Türkiye Dopingle Mücadele Talimatı’nın 10, 11 ve 12. maddelerinde doping kullandığı tespit edilen sporcu, spor kuruluşları ve takımlar için yaptırımlar öngörülmüştür. Bu yaptırımlar; müsabakalardan diskalifiye edilme, puan silinmesi, para cezası, turnuvalardan men edilme olarak sıralanabilir.
Ancak şu da belirtilmelidir ki sporcunun sorumluluğu açısından kusursuz sorumluluk ilkesi benimsenmiştir.
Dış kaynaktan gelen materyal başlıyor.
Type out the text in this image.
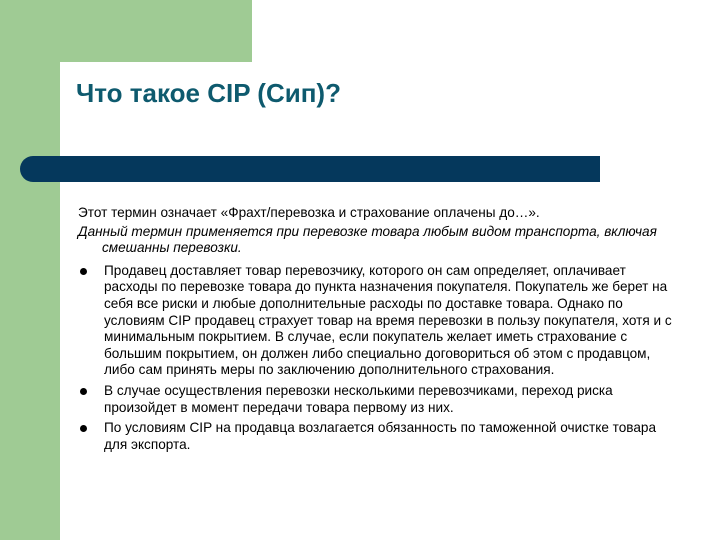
Что такое CIP (Сип)?

Этот термин означает «Фрахт/перевозка и страхование оплачены до…».

Данный термин применяется при перевозке товара любым видом транспорта, включая смешанны перевозки.

Продавец доставляет товар перевозчику, которого он сам определяет, оплачивает расходы по перевозке товара до пункта назначения покупателя. Покупатель же берет на себя все риски и любые дополнительные расходы по доставке товара. Однако по условиям CIP продавец страхует товар на время перевозки в пользу покупателя, хотя и с минимальным покрытием. В случае, если покупатель желает иметь страхование с большим покрытием, он должен либо специально договориться об этом с продавцом, либо сам принять меры по заключению дополнительного страхования.
В случае осуществления перевозки несколькими перевозчиками, переход риска произойдет в момент передачи товара первому из них.
По условиям CIP на продавца возлагается обязанность по таможенной очистке товара для экспорта.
Bunun bir sonucu olarak da sporcunun bünyesinde yasaklı maddelerin bulunmuş olması ilgili maddelerin ihlal edilmiş olması için yeterli sayılmış ve sporcunun eyleminde kast veya ihmal olması aranmamıştır.
Bu maddelerin tespiti durumunda sporcu diskalifiye edilmekte veya kazanımları geri alınmaktadır. Ancak sporcunun kusursuz sorumluluğu ilkesi men cezası açısından geçerli değildir. Dolayısıyla bir sporcuya men cezası verilebilmesi için kusurun varlığı aranmaktadır.
Sonuç olarak, ülkemizde ve dünyada, spor müsabakalarında haksız sonuçlar elde edilmesine sebep olan doping kullanımını önlemek amacıyla kurulmuş olan kurumlar ve bu kurumların getirmiş olduğu düzenlemeler yasaklı maddelerin kullanımının denetlenmesi ve sonucunda gerekli yaptırımların uygulanmasının sağlanması ve dünyadaki doping karşıtı uygulamalarda yeknesaklığın sağlanması açısından kayda değer bir öneme sahiptir.